В субботу собираюсь в школу. «А здравствуй, милая моя, – напевает папа, аккуратненько сортируя старые газеты и бумаги. – А щас газетки мы сдадим! В макулатуру, – папа замирает: словцо ищет – нашел, – в макулатуру, та-ра-рим!» Хохочет, перевязывает жгутом тяжеленные стопки старья. И вдруг будто какая-то игла впивается в мою голову, в груди раскачивается огромный маятник. Я кидаюсь к письменному столу, дергаю за ручку верхнего ящика… пусто… нет моих «рукописей»! «Пап, – кричу я, – где моя папка, тут лежала!» – глазами показываю на пустой ящик. Папа – ноль внимания – продолжает перевязывать газеты. «Талон на книгу нам дадут…» – заливается он соловьем: его настигла Муза! Подбегаю к нему, хватаю стопку, другую. «Иди отсюда, – рявкает папа, отталкивает меня. – Талон на книгу нам дадут…» Я не унимаюсь: с новыми силами кидаюсь на него. «Где моя папка?» – ору я. «Уйди, тебе говорят, псявая козявка!» «Вот оглашенная, – кричит с кухни мама: суббота – на плите шкворчит и булькает. – Время без пяти два, а она еще тут! А ну быстро в школу! – Папины руки ловко и беспощадно перетягивают жгутом тощие газетные листы, пожелтевшие от времени и боли. – И этот, прощелыга чертов, только и знает шлындать». И вдруг… да, это она, моя папка «Дело №»! «Отдай, отдай, это моя, моя! – ору я, вырывая из папиных рук свое сокровище. Папа непреклонен: его руки словно созданы для того, чтобы перетягивать жгутом старые и новые бумаги, а они, бумаги, обескровленные, беспощадно трещат, а иные и рвутся под этим мощным напором. «Ну отдай…» – я затихаю. Все стопки перевязаны, выброшены в коридор. Из комнаты выходит Галинка: глаза, полные ужаса, не мигают. «Это не я, – читаю я в ее застывших глазах, – я ничего не говорила!» Папа надевает ватник, ловко закидывает макулатуру на тележку – и к лифту. Я следом: «Ну отдай, ну пож-ж-жалуйста…» – но двери лифта безжалостно лязгают перед моим носом, и лифт уносит папу вниз, в бездну… Я несусь по лестнице, я вырываюсь на улицу, я кричу папе в спину: она просто необъятна, словно китайская стена, – но он широко шагает, громыхает тележкой, а из ноздрей его вырывается дым «Беломорканала». «Париж-Париж, Париж-Париж, Париж-Париж, Париж-Париж! А-а! А-а-а-а-а!..»

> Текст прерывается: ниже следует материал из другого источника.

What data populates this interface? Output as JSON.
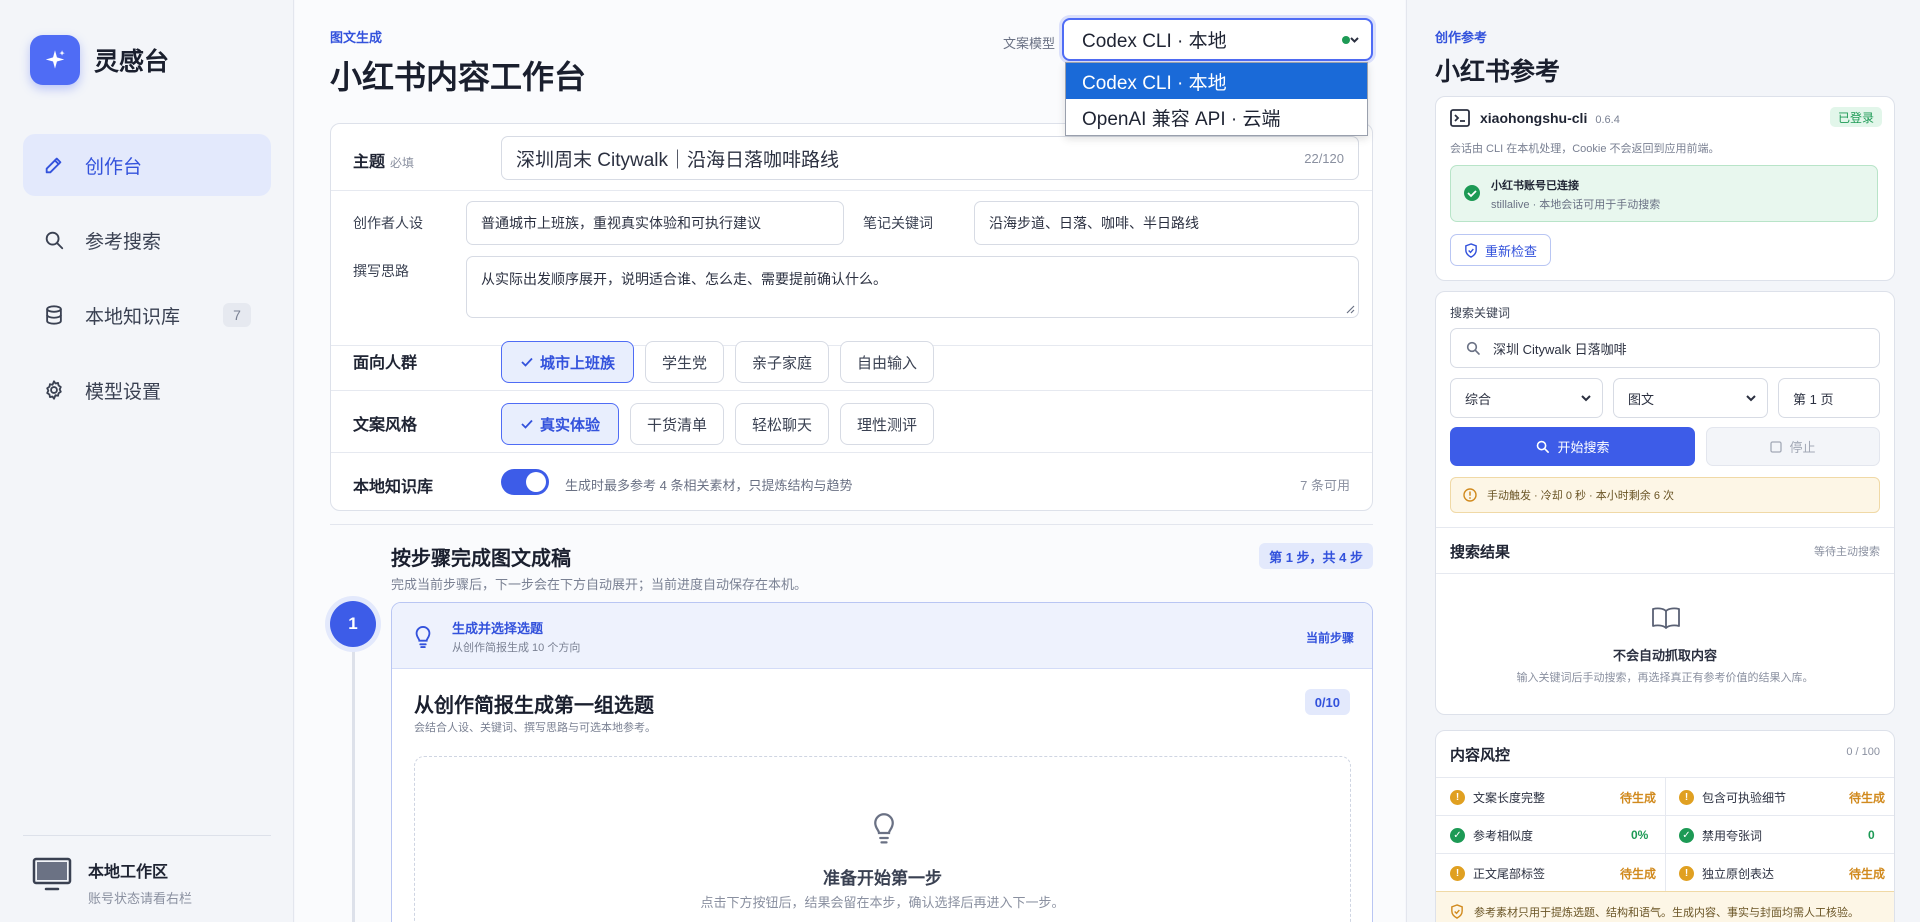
{
  "app": {
    "name": "灵感台"
  },
  "nav": {
    "items": [
      {
        "label": "创作台"
      },
      {
        "label": "参考搜索"
      },
      {
        "label": "本地知识库",
        "badge": "7"
      },
      {
        "label": "模型设置"
      }
    ]
  },
  "workspace": {
    "title": "本地工作区",
    "subtitle": "账号状态请看右栏"
  },
  "header": {
    "eyebrow": "图文生成",
    "title": "小红书内容工作台",
    "model_label": "文案模型",
    "model_selected": "Codex CLI · 本地",
    "model_options": [
      "Codex CLI · 本地",
      "OpenAI 兼容 API · 云端"
    ]
  },
  "form": {
    "topic_label": "主题",
    "topic_required": "必填",
    "topic_value": "深圳周末 Citywalk｜沿海日落咖啡路线",
    "topic_counter": "22/120",
    "persona_label": "创作者人设",
    "persona_value": "普通城市上班族，重视真实体验和可执行建议",
    "keywords_label": "笔记关键词",
    "keywords_value": "沿海步道、日落、咖啡、半日路线",
    "idea_label": "撰写思路",
    "idea_value": "从实际出发顺序展开，说明适合谁、怎么走、需要提前确认什么。",
    "audience_label": "面向人群",
    "audience_options": [
      "城市上班族",
      "学生党",
      "亲子家庭",
      "自由输入"
    ],
    "style_label": "文案风格",
    "style_options": [
      "真实体验",
      "干货清单",
      "轻松聊天",
      "理性测评"
    ],
    "kb_label": "本地知识库",
    "kb_desc": "生成时最多参考 4 条相关素材，只提炼结构与趋势",
    "kb_enabled": true,
    "kb_available": "7 条可用"
  },
  "steps": {
    "title": "按步骤完成图文成稿",
    "subtitle": "完成当前步骤后，下一步会在下方自动展开；当前进度自动保存在本机。",
    "progress": "第 1 步，共 4 步",
    "step_number": "1",
    "step_name": "生成并选择选题",
    "step_desc": "从创作简报生成 10 个方向",
    "step_status": "当前步骤",
    "card_title": "从创作简报生成第一组选题",
    "card_desc": "会结合人设、关键词、撰写思路与可选本地参考。",
    "card_count": "0/10",
    "empty_title": "准备开始第一步",
    "empty_desc": "点击下方按钮后，结果会留在本步，确认选择后再进入下一步。"
  },
  "reference": {
    "eyebrow": "创作参考",
    "title": "小红书参考",
    "cli_name": "xiaohongshu-cli",
    "cli_version": "0.6.4",
    "login_badge": "已登录",
    "cli_desc": "会话由 CLI 在本机处理，Cookie 不会返回到应用前端。",
    "account_status": "小红书账号已连接",
    "account_desc": "stillalive · 本地会话可用于手动搜索",
    "recheck_label": "重新检查",
    "search_label": "搜索关键词",
    "search_value": "深圳 Citywalk 日落咖啡",
    "sort_value": "综合",
    "type_value": "图文",
    "page_value": "第 1 页",
    "search_button": "开始搜索",
    "stop_button": "停止",
    "notice": "手动触发 · 冷却 0 秒 · 本小时剩余 6 次",
    "results_title": "搜索结果",
    "results_status": "等待主动搜索",
    "results_empty_title": "不会自动抓取内容",
    "results_empty_desc": "输入关键词后手动搜索，再选择真正有参考价值的结果入库。",
    "risk_title": "内容风控",
    "risk_count": "0 / 100",
    "risk_items": [
      {
        "label": "文案长度完整",
        "status": "待生成",
        "state": "warn"
      },
      {
        "label": "包含可执验细节",
        "status": "待生成",
        "state": "warn"
      },
      {
        "label": "参考相似度",
        "status": "0%",
        "state": "ok"
      },
      {
        "label": "禁用夸张词",
        "status": "0",
        "state": "ok"
      },
      {
        "label": "正文尾部标签",
        "status": "待生成",
        "state": "warn"
      },
      {
        "label": "独立原创表达",
        "status": "待生成",
        "state": "warn"
      }
    ],
    "footer_note": "参考素材只用于提炼选题、结构和语气。生成内容、事实与封面均需人工核验。"
  },
  "colors": {
    "accent": "#3d5ce8",
    "success": "#1d9a55",
    "warn": "#e0a021"
  }
}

«Поешь иди, дочка! Весь день голодная треплешься, как лёгкая в горшке! – виновато шепчет бабушка, когда я, вернувшись из школы затемно, тенью шмыгаю в туалет. – Изверги чертовы! Ушла бы куды глаза глядят, ей-божечки, да стара стала!» «А давай вместе уйдем, а?» – мои глаза загораются. «Я тебе уйду! – стеной встает мама. – Я тебе так уйду, что ты… –замолкает, потом резко бабушке: – Мам, выйди!» «Нюрка, – строжится бабушка, – ты что делаешь? А ну цыц!» «Выйди!» – багровеет мама. «Силы небесные, – причитает бабушка, – святые угодники! – робко перекрещивает воздух и плетется к себе, шаркая старенькими чунями. – Стара я стала, стара…»
Мы долго молчим с мамой, смотрим друг другу в глаза и молчим. «За что ты меня не любишь, мама?» – выдавливаю из себя. «Не люблю…» – выдыхает мама, садится за стол, подпирает лоб рукой, уставившись в одну точку. Сажусь напротив. «За что? Что я тебе сделала?» – пытаюсь сдержать слезы, которые бухают на клеенку, усыпанную крошками. «Не люблю… – стонет мама. – Думала… ты счастье принесешь, а ты принесла горе, одно горе…» «Но я не виновата в том, что родилась! Не виновата!» Мама только машет рукой и глядит в одну точку… Мама… К горлу подкатывает огромный шар: он мешает мне дышать, говорить, жить… Господи… Я люблю тебя, мама! Всю жизнь жду, что ты обнимешь меня, поцелуешь в макушку, улыбнешься, назовешь «доченькой»… Мама… Папа… Бедные, бедные вы мои… Какие же вы маленькие, какие глупые, какие беспомощные… Пропадете вы без меня, пропадете… А я… погибаю рядом с вами… Прости Господи! Врагами мне стали мои домашние…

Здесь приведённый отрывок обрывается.